This Thanksgiving hymn is one of my favorites. Here is the first verse:
Come, ye thankful people, come,
raise the song of harvest home;
all is safely gathered in,
ere the winter storms begin.
God our Maker doth provide
for our wants to be supplied;
come to God’s own temple, come,
raise the song of harvest home.
The hymn was written in 1844 by Rev. Henry Alford, an English churchman. As I understand the hymn, we are to give thanks for a good harvest. The hymn in our hymnal only has two of the four verses in the original text. The expanded text talks about our lives and our work as the harvest for God.
What does it mean to be a thankful people? Every religion that I have ever studied has a component of being grateful and offering thanksgiving within that religious tradition. Within Judaism gratitude is a central part of worship and in how one lives one’s life. The prophet Mohammad said, “Gratitude for the abundance you have received is the best insurance that the abundance will continue.” And gratitude is at the heart of Christianity. Buddhism lifts up the gratitude for what your parents have done to nurture you into adulthood.
What are the ways that we can show our gratitude to others? In searching the web, I discovered a site that discusses 50 ways to show gratitude. I like this quote from the site. “At the heart of it, Thanksgiving in particular calls us to see people with the deepest appreciation for the gifts they’ve given us. Some gifts are more immediately obvious than others—the type that come with praise, affection, and genuine esteem.”
Here are just the first ten ways from the site, http://tinybuddha.com/blog/50-ways-to-show-gratitude-for-the-people-in-your-life/:
1. Share a specific example of something they did for you and how it made a difference in your life.
2. Do something little but thoughtful for them—like clean up after Thanksgiving dinner!
3. Give a long, intimate hug; or if you know they don’t like hugs, stick out your hand for a handshake to cater to their preferences and make them smile.

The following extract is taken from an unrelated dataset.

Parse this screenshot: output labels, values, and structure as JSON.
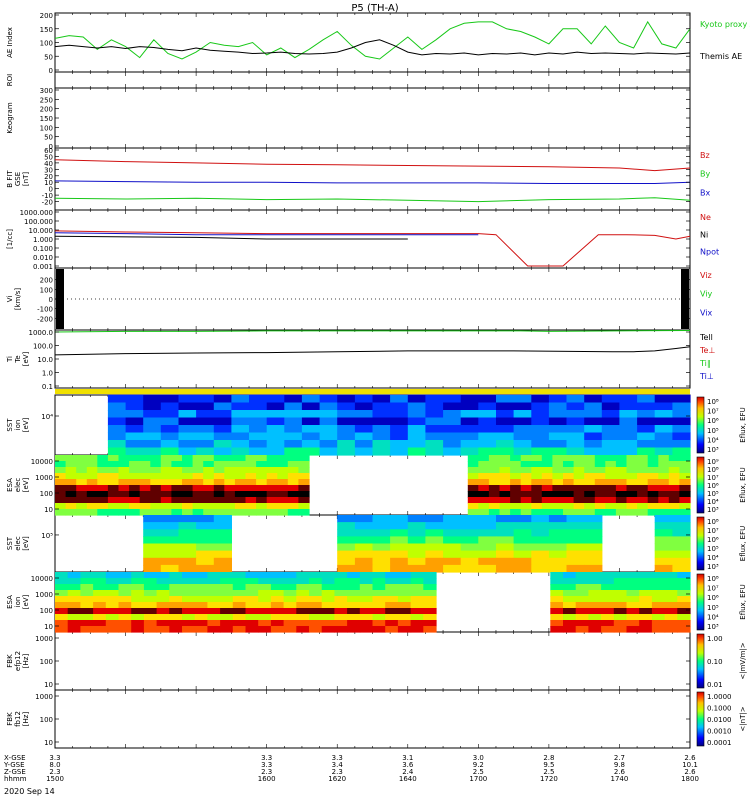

4. Tell them you’re there if they have anything they want to talk about—and let them know they have your full attention.
5. Give them something of yours that you think they would enjoy, and let them know specifically why you want them to have it.
6. Invite them to do something you know they’ve always wanted to do.
7. Encourage them to try something you know they want to try, but haven’t yet because they’re scared.
8. Offer to do something you know they don’t enjoy doing, like organizing their closet or mowing their lawn.
9. Compliment them on a talent, skill, or strength that you admire.
10. Look them straight in the eyes and say, “You make the world a better place.”
As we enter into this fall time of giving thanks, I want to express my thanks to all of you who give of your time, talent, and treasure to lead our congregations, do the ministry that is before you, and keep our churches, societies, and fellowships growing and vital. May you be blessed with an abundant harvest and celebrate with others this season.